Mrs. Beidecker stood. “May I speak? I would like to thank the book ladies. Our pupils have very much enjoyed the new books and learning materials, and the textbooks have proven very useful in helping them progress. I go through all the comic books before we hand them out, just to check what is inside, and I have found absolutely nothing to concern even the most sensitive of minds.”
“But you’re foreign!” Mr. Porteous interjected.
“Mrs. Beidecker came to our school with the highest of credentials,” Mrs. Brady exclaimed. “And you know it, Henry Porteous. Why, doesn’t your own niece attend her classes?”

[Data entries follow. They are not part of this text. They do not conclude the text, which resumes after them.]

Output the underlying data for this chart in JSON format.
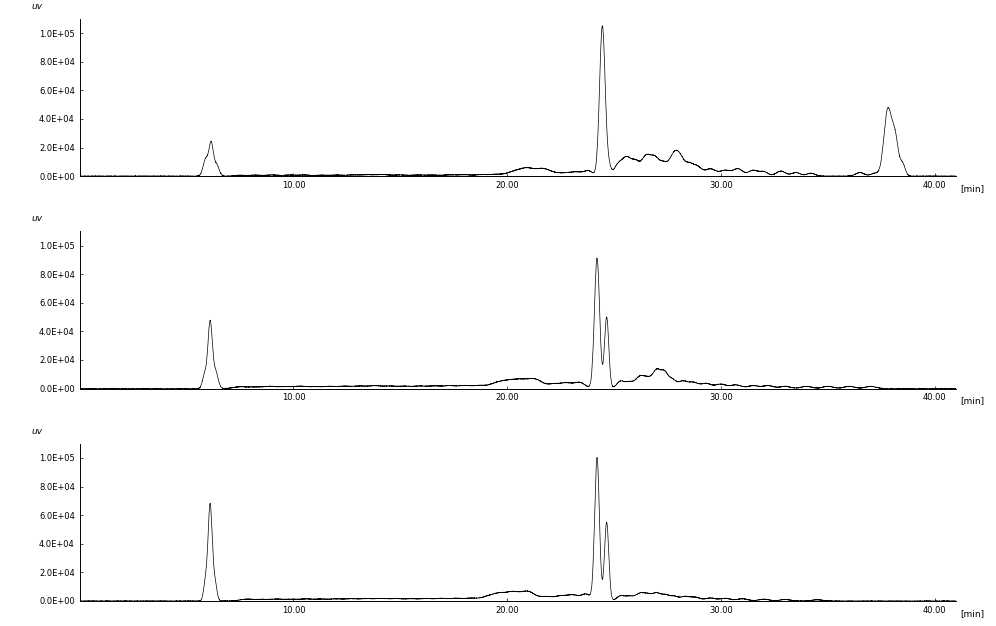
{
  "background_color": "#ffffff",
  "line_color": "#000000",
  "ylabel": "uv",
  "xlabel_min": "[min]",
  "xlim": [
    0,
    41
  ],
  "ylim": [
    0,
    110000
  ],
  "yticks": [
    0,
    20000,
    40000,
    60000,
    80000,
    100000
  ],
  "ytick_labels": [
    "0.0E+00",
    "2.0E+04",
    "4.0E+04",
    "6.0E+04",
    "8.0E+04",
    "1.0E+05"
  ],
  "xticks": [
    0,
    10.0,
    20.0,
    30.0,
    40.0
  ],
  "xtick_labels": [
    "",
    "10.00",
    "20.00",
    "30.00",
    "40.00"
  ]
}
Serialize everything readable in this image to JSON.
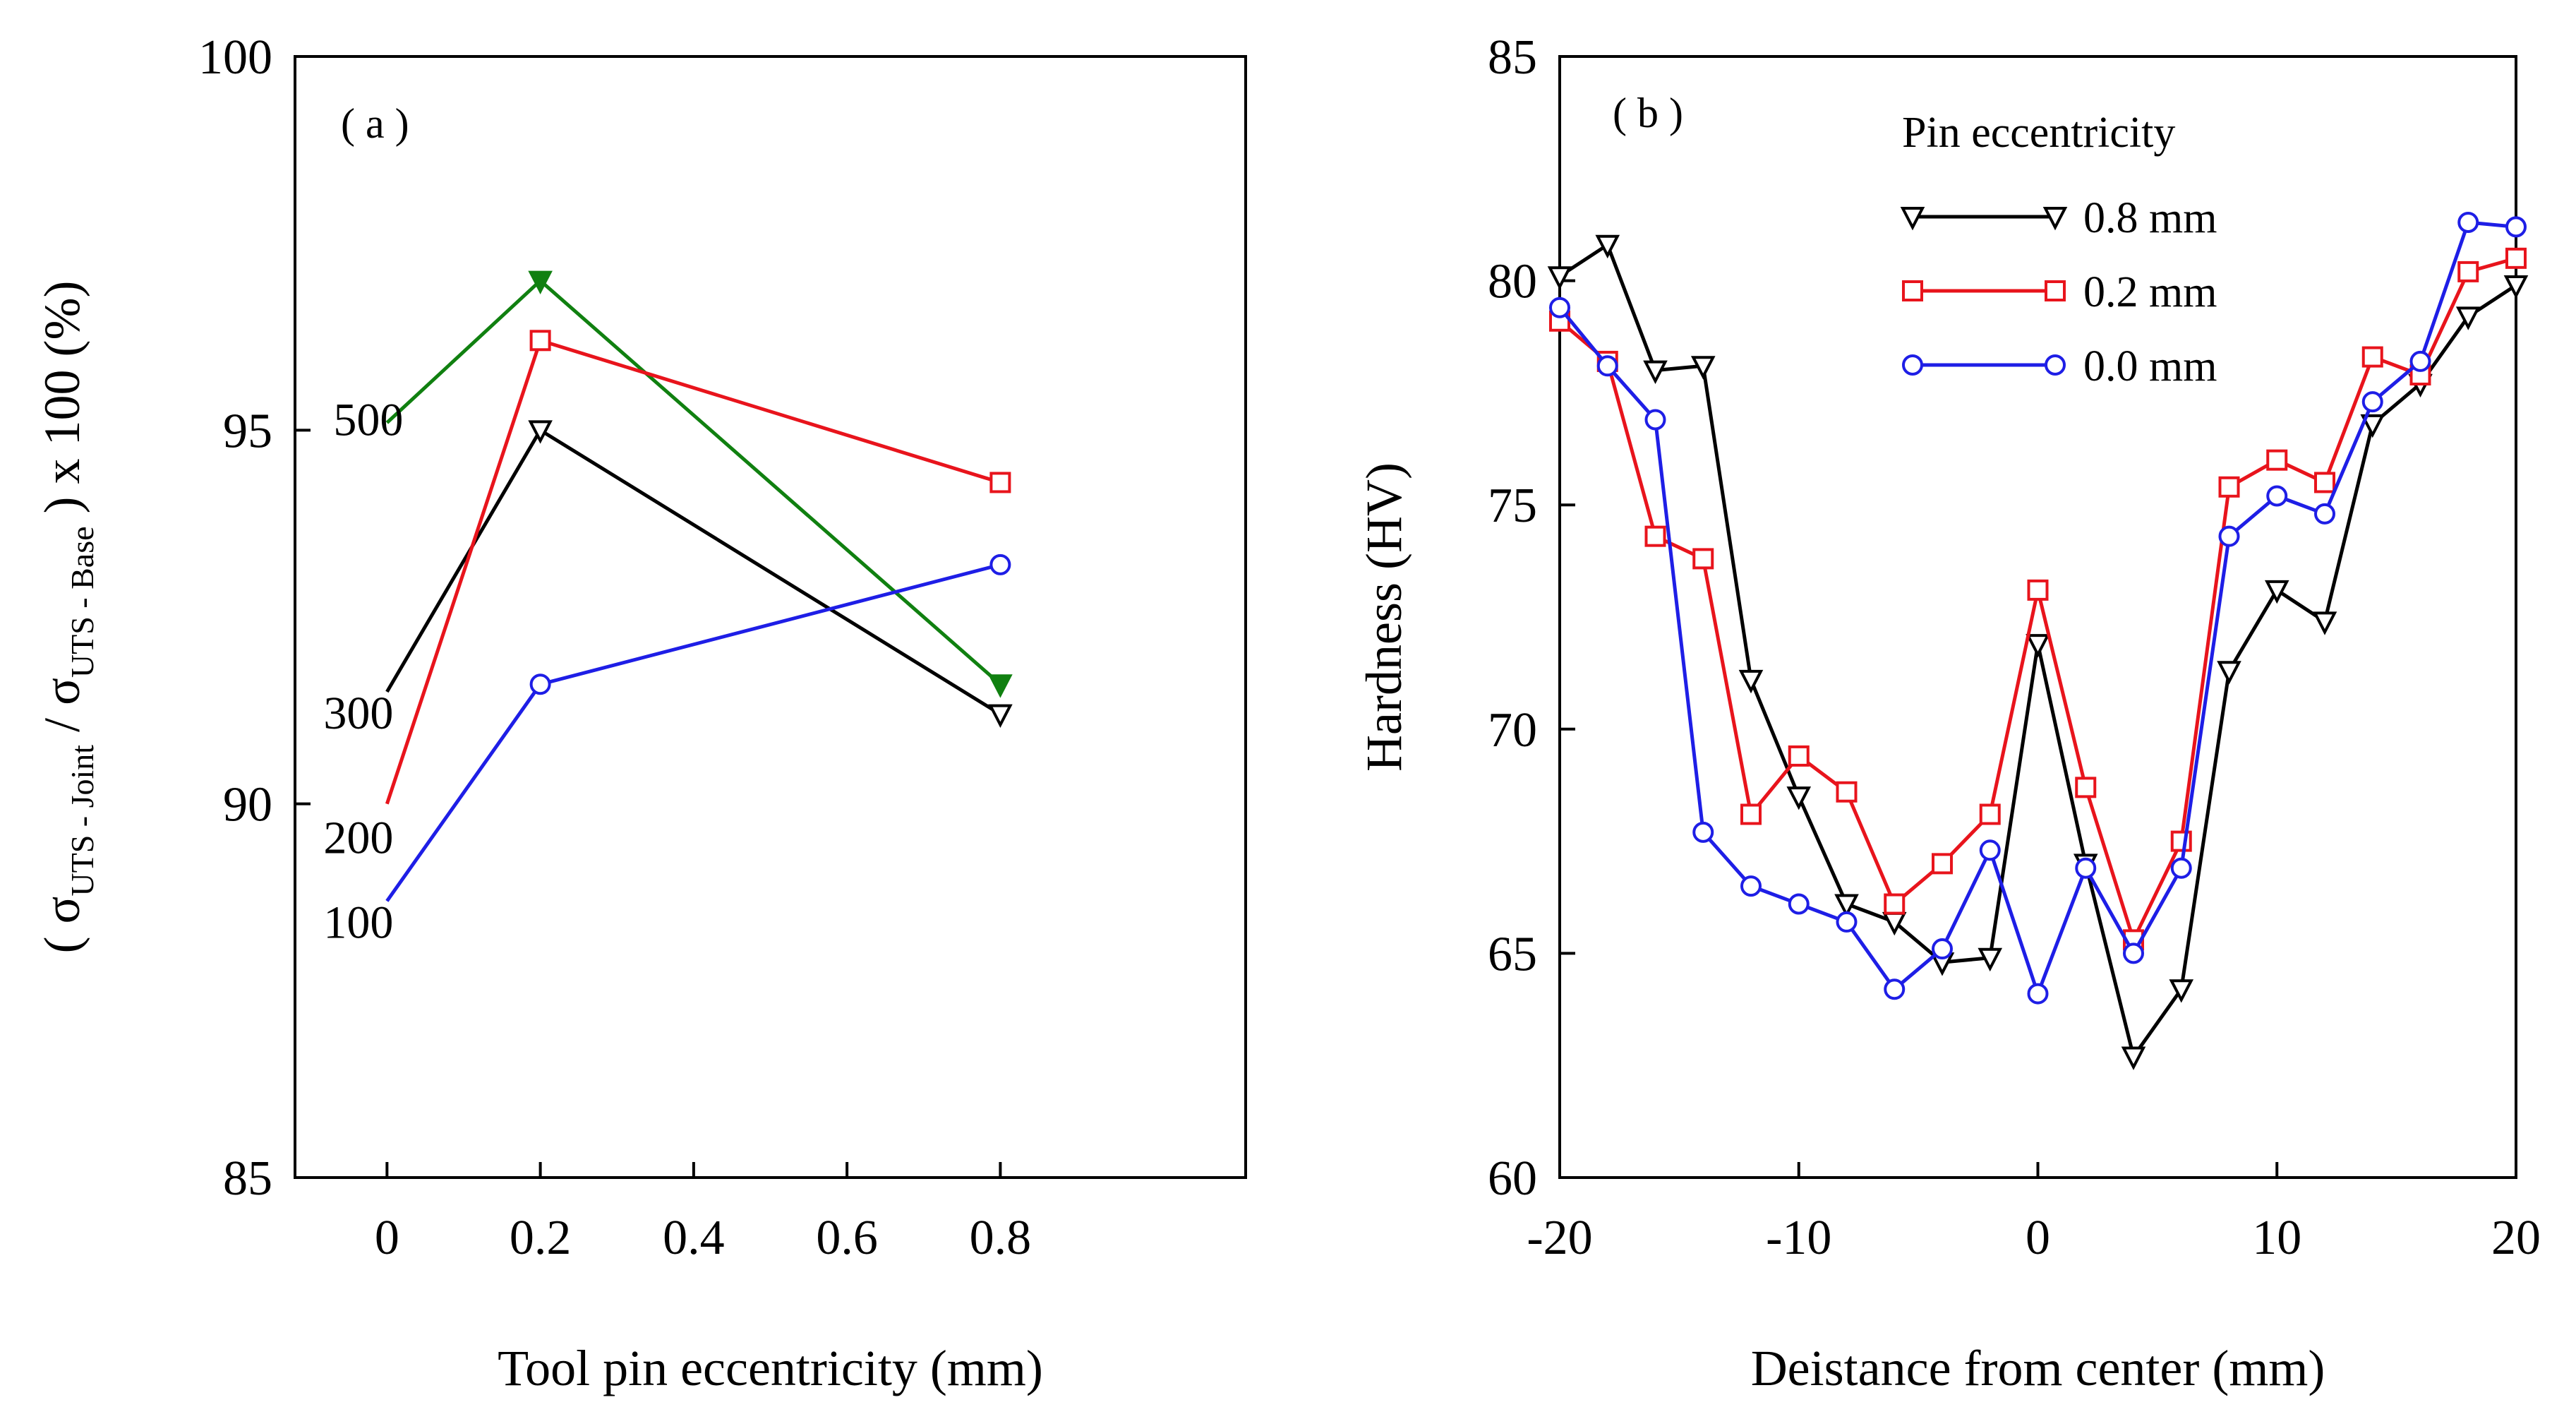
{
  "chart_data": [
    {
      "type": "line",
      "panel_label": "( a )",
      "xlabel": "Tool pin eccentricity (mm)",
      "ylabel": {
        "open": "( σ",
        "sub1": "UTS - Joint",
        "mid": " / σ",
        "sub2": "UTS - Base",
        "close": " ) x 100 (%)"
      },
      "xlim": [
        -0.12,
        1.12
      ],
      "ylim": [
        85,
        100
      ],
      "x_ticks": [
        {
          "value": 0,
          "label": "0"
        },
        {
          "value": 0.2,
          "label": "0.2"
        },
        {
          "value": 0.4,
          "label": "0.4"
        },
        {
          "value": 0.6,
          "label": "0.6"
        },
        {
          "value": 0.8,
          "label": "0.8"
        }
      ],
      "y_ticks": [
        {
          "value": 85,
          "label": "85"
        },
        {
          "value": 90,
          "label": "90"
        },
        {
          "value": 95,
          "label": "95"
        },
        {
          "value": 100,
          "label": "100"
        }
      ],
      "series": [
        {
          "name": "500",
          "color": "#108010",
          "marker": "filled-triangle-down",
          "x": [
            0,
            0.2,
            0.8
          ],
          "y": [
            95.1,
            97.0,
            91.6
          ],
          "markers_from": 1
        },
        {
          "name": "300",
          "color": "#000000",
          "marker": "open-triangle-down",
          "x": [
            0,
            0.2,
            0.8
          ],
          "y": [
            91.5,
            95.0,
            91.2
          ],
          "markers_from": 1
        },
        {
          "name": "200",
          "color": "#e8141c",
          "marker": "open-square",
          "x": [
            0,
            0.2,
            0.8
          ],
          "y": [
            90.0,
            96.2,
            94.3
          ],
          "markers_from": 1
        },
        {
          "name": "100",
          "color": "#1e1ee6",
          "marker": "open-circle",
          "x": [
            0,
            0.2,
            0.8
          ],
          "y": [
            88.7,
            91.6,
            93.2
          ],
          "markers_from": 1
        }
      ],
      "series_labels": [
        {
          "text": "500",
          "series": "500"
        },
        {
          "text": "300",
          "series": "300"
        },
        {
          "text": "200",
          "series": "200"
        },
        {
          "text": "100",
          "series": "100"
        }
      ]
    },
    {
      "type": "line",
      "panel_label": "( b )",
      "xlabel": "Deistance from center (mm)",
      "ylabel": "Hardness (HV)",
      "xlim": [
        -20,
        20
      ],
      "ylim": [
        60,
        85
      ],
      "x_ticks": [
        {
          "value": -20,
          "label": "-20"
        },
        {
          "value": -10,
          "label": "-10"
        },
        {
          "value": 0,
          "label": "0"
        },
        {
          "value": 10,
          "label": "10"
        },
        {
          "value": 20,
          "label": "20"
        }
      ],
      "y_ticks": [
        {
          "value": 60,
          "label": "60"
        },
        {
          "value": 65,
          "label": "65"
        },
        {
          "value": 70,
          "label": "70"
        },
        {
          "value": 75,
          "label": "75"
        },
        {
          "value": 80,
          "label": "80"
        },
        {
          "value": 85,
          "label": "85"
        }
      ],
      "legend_title": "Pin eccentricity",
      "legend_position": "top-center",
      "series": [
        {
          "name": "0.8 mm",
          "color": "#000000",
          "marker": "open-triangle-down",
          "x": [
            -20,
            -18,
            -16,
            -14,
            -12,
            -10,
            -8,
            -6,
            -4,
            -2,
            0,
            2,
            4,
            6,
            8,
            10,
            12,
            14,
            16,
            18,
            20
          ],
          "y": [
            80.1,
            80.8,
            78.0,
            78.1,
            71.1,
            68.5,
            66.1,
            65.7,
            64.8,
            64.9,
            71.9,
            67.0,
            62.7,
            64.2,
            71.3,
            73.1,
            72.4,
            76.8,
            77.7,
            79.2,
            79.9
          ]
        },
        {
          "name": "0.2 mm",
          "color": "#e8141c",
          "marker": "open-square",
          "x": [
            -20,
            -18,
            -16,
            -14,
            -12,
            -10,
            -8,
            -6,
            -4,
            -2,
            0,
            2,
            4,
            6,
            8,
            10,
            12,
            14,
            16,
            18,
            20
          ],
          "y": [
            79.1,
            78.2,
            74.3,
            73.8,
            68.1,
            69.4,
            68.6,
            66.1,
            67.0,
            68.1,
            73.1,
            68.7,
            65.3,
            67.5,
            75.4,
            76.0,
            75.5,
            78.3,
            77.9,
            80.2,
            80.5
          ]
        },
        {
          "name": "0.0 mm",
          "color": "#1e1ee6",
          "marker": "open-circle",
          "x": [
            -20,
            -18,
            -16,
            -14,
            -12,
            -10,
            -8,
            -6,
            -4,
            -2,
            0,
            2,
            4,
            6,
            8,
            10,
            12,
            14,
            16,
            18,
            20
          ],
          "y": [
            79.4,
            78.1,
            76.9,
            67.7,
            66.5,
            66.1,
            65.7,
            64.2,
            65.1,
            67.3,
            64.1,
            66.9,
            65.0,
            66.9,
            74.3,
            75.2,
            74.8,
            77.3,
            78.2,
            81.3,
            81.2
          ]
        }
      ]
    }
  ]
}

“Well, maybe she shouldn’t.”
“Settle down! Settle down!” Pastor McIntosh climbed to his feet. “Now I understand feelings are running high. And yes, Mrs. Brady, there are some of us who do have reservations about the impact of this library on formative minds but—”
“But what?”
“There is clearly another issue here . . . the employment of a colored.”
“What issue would that be, Pastor?”
“You may favor the progressive ways, Mrs. Brady, but many in this town do not believe that colored folks should be in our libraries.”
“That’s right,” said Mr. Van Cleve. He stood, and surveyed the sea of white faces. “The 1933 Public Accommodations Law authorizes—and I quote here—‘the establishment of segregated libraries for different races.’ The colored girl should not be in our library. You believe you’re above the law now, Margery O’Hare?”
Alice’s heart had lodged somewhere in her throat, but Margery, stepping forward, appeared supremely untroubled. “Nope.”
“Nope?”
“No. Because Miss Sophia isn’t using the library. She’s just working there.” She smiled at him sweetly. “We’ve told her very firmly she is under no circumstances to open any of our books and read them.”
There was a low ripple of laughter.
Mr. Van Cleve’s face darkened. “You can’t employ a colored in a white library. It’s against the law, and the laws of nature.”